Israel apparently carried out airstrikes May 3 and May 5 against multiple military targets at Damascus International Airport, mainly storage facilities for F-110 Fateh surface-to-surface missiles reportedly bound for Hezbollah -- Syria's Iranian-backed Lebanese ally, which has thousands of fighters aiding the Damascus regime -- and similar targets east of the Syrian capital.
Israel has obliquely acknowledged the strikes, which apparently involved long-range stand-off missiles fired from Lebanese airspace, presumably to avoid Syria's Russian-built air defenses and to provide deniability.
Israel purportedly carried out a similar raid Jan. 30 against a convoy believed to be carrying Russian-built SA-17 anti-aircraft missiles to Hezbollah across the border in northeastern Lebanon, the Shiite movement's heartland.
The Israelis have been targeting Hezbollah surface-to-surface missiles and other advanced weapons, all provided by Iran or Syria, for some time because in any future conflict Hezbollah is expected to concentrate on waging a sustained long-range missile bombardment of Israeli cities and strategic targets, possibly for several weeks.
Under this strategic premise, Latakia would have been a target because, according to Israeli defense sources, that's where the Syrians have stored the 72 ship-killing P-800 Yakhont anti-ship cruise missiles, export version of Russia's Oniks system, they reportedly received from Moscow in 2011.
If the Israelis suspected Syrian President Bashar Assad was going to hand over some of these to Hezbollah, greatly boosting the anti-ship capabilities it first revealed during its 2006 war against Israel, it could be expected in the current highly charged climate to try to take these out in preventive strikes by air or sea.

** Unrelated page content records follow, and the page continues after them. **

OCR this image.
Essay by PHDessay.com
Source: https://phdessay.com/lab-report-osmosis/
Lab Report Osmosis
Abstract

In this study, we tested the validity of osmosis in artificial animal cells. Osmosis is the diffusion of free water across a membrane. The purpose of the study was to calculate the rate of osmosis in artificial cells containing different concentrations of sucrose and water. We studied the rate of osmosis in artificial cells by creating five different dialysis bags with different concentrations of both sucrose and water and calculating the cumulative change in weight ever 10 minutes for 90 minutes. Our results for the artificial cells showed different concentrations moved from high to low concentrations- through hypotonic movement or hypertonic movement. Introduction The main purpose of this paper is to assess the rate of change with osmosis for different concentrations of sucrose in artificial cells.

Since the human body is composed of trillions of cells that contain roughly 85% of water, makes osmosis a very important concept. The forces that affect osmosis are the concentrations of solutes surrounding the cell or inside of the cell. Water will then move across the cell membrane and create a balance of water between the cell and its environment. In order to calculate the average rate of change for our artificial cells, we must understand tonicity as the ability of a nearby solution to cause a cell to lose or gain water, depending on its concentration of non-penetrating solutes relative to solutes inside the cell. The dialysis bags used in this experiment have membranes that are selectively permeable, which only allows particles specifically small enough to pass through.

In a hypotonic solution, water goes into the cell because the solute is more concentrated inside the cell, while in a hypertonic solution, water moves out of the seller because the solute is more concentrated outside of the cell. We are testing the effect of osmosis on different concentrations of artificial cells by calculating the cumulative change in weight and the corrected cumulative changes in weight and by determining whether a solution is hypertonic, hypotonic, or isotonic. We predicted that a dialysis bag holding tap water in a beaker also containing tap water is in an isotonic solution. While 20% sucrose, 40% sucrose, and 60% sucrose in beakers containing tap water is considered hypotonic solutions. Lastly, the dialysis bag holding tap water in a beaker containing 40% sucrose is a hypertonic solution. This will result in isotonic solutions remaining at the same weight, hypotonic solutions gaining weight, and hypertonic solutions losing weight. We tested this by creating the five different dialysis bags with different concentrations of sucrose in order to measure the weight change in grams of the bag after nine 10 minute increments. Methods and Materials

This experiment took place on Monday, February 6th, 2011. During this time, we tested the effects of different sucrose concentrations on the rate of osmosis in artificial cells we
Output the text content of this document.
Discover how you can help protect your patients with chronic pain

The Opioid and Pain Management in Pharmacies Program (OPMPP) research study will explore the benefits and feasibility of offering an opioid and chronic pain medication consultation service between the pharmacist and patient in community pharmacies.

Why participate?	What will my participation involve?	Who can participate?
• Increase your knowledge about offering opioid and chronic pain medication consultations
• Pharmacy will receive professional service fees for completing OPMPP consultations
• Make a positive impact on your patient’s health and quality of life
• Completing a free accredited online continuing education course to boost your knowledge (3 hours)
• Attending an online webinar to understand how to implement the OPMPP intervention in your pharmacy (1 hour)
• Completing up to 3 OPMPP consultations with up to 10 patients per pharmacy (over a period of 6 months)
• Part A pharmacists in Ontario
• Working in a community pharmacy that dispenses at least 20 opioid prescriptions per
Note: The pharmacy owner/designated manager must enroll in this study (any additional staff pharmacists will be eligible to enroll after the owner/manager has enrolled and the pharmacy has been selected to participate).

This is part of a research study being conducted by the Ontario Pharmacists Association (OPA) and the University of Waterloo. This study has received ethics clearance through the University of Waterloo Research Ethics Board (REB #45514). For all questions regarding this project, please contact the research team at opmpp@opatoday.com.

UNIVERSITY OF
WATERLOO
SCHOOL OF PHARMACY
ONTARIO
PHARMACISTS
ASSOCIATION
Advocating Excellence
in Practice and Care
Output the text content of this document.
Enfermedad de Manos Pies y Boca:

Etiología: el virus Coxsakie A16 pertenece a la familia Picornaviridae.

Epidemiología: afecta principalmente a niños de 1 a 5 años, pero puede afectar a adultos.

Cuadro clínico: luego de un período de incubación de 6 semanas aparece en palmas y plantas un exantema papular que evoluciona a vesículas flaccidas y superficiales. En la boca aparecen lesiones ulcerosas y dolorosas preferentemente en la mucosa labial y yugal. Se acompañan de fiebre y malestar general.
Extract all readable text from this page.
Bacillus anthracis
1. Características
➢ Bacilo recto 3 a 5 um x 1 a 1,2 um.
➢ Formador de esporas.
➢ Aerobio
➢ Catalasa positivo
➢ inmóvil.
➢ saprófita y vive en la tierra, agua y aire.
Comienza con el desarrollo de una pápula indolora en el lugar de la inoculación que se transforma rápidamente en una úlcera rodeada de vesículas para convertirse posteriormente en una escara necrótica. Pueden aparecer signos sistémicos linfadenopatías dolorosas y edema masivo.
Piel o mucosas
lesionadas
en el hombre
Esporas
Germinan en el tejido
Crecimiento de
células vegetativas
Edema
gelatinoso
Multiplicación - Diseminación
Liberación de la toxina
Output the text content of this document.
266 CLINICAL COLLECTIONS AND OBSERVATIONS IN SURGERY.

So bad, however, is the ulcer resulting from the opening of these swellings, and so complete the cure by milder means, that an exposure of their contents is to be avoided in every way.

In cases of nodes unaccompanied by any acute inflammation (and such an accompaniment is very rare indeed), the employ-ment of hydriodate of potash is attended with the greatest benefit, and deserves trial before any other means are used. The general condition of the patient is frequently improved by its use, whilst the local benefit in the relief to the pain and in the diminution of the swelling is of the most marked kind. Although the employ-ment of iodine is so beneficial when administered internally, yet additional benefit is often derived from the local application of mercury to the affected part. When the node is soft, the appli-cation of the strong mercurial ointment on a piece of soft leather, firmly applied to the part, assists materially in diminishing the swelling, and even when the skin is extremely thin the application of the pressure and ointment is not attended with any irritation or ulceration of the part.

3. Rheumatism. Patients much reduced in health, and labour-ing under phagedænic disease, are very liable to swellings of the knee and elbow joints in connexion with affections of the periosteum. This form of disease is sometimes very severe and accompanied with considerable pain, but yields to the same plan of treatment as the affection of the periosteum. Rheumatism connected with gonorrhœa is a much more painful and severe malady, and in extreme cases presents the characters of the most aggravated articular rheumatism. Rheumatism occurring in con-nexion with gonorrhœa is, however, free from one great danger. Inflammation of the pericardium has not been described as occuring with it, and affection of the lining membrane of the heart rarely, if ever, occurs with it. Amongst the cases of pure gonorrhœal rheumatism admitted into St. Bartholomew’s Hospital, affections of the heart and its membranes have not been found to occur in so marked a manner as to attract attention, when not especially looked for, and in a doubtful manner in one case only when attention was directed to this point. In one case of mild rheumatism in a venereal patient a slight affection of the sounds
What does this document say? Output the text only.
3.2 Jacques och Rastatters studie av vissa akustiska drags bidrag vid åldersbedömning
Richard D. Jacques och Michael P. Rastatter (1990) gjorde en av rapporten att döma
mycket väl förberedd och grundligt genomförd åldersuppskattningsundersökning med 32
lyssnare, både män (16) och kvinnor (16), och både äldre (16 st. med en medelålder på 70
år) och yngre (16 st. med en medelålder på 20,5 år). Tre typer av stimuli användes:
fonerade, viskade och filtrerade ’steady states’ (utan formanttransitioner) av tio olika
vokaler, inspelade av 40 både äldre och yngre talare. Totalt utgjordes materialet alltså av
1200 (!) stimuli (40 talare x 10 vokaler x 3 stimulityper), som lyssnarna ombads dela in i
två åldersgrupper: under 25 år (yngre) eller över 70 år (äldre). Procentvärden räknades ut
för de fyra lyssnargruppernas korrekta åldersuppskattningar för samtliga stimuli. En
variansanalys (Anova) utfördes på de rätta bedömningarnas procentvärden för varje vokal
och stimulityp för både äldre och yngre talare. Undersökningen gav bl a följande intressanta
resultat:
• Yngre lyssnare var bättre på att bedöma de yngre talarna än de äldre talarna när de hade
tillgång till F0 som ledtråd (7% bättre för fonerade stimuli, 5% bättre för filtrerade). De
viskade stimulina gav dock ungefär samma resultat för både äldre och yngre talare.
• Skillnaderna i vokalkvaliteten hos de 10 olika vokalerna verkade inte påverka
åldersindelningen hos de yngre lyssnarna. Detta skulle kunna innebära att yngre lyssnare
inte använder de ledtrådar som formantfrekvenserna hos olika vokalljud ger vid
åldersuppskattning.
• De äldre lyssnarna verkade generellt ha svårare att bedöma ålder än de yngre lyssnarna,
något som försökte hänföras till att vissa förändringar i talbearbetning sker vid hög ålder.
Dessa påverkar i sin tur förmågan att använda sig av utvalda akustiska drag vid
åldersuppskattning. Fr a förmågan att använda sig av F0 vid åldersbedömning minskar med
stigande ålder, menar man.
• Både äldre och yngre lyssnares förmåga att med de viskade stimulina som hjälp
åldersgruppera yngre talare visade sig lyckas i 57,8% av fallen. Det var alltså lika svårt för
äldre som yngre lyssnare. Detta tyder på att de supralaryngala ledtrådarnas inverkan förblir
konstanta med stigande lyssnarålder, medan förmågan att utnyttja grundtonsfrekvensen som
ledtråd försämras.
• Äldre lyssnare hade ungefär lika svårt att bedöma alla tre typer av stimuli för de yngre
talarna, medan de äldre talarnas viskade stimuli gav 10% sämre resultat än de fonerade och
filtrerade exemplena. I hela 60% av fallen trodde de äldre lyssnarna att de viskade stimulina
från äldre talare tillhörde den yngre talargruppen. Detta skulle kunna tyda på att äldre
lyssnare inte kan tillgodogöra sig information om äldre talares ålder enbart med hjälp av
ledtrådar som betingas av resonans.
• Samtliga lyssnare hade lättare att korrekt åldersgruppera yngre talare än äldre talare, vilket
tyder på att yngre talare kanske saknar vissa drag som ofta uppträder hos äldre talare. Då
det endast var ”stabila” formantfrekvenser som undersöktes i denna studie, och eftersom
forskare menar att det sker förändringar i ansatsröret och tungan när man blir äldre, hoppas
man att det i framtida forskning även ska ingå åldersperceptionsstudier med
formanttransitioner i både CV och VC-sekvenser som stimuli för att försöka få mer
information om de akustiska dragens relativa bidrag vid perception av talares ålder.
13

Hezbollah seriously damaged an Israeli navy corvette off Beirut in the opening days of the 2006 war with a Chinese-designed C-802 anti-ship missile, provided by Tehran via Syria, and sank a passing Egyptian freighter.
The Yakhont is many times more deadly than the C-802. It can fly at mach 2.5, 2-1/2 times the speed of sound, has a range of 187 miles and carries a warhead of 550 pounds of high explosive.
Israel is still technically at war with Syria, but the two have not engaged in combat since the end of the 1973 war, when the Syrians came within an ace of recapturing the western sector of the Golan that Israel seized in the 1967 war.
Until the Syrian civil war erupted in March 2011, this was Israel's quietest border.
Israel fears the Golan front is becoming active again after 40 years. It's concerned jihadist rebels fighting Assad will target the Jewish state if the Syrian leader is toppled, or that Damascus will set Hezbollah loose there with advanced weapons.
There have been a few skirmishes along the cease-fire line in recent months. Hezbollah leader Hassan Nasrallah threatened in May to turn the Golan into a new front against Israel.
Now, an Israeli official disclosed, "our main concern is Hezbollah and the way it's building up its weapons arsenal ... We will respond with the relevant force-building to address that concern."
Israel has moved up tank reinforcements and advanced surveillance systems, and is reported to be upgrading the 366th division, a long-established reserve division, into a front-line combat unit to man the Golan line along with an armored division.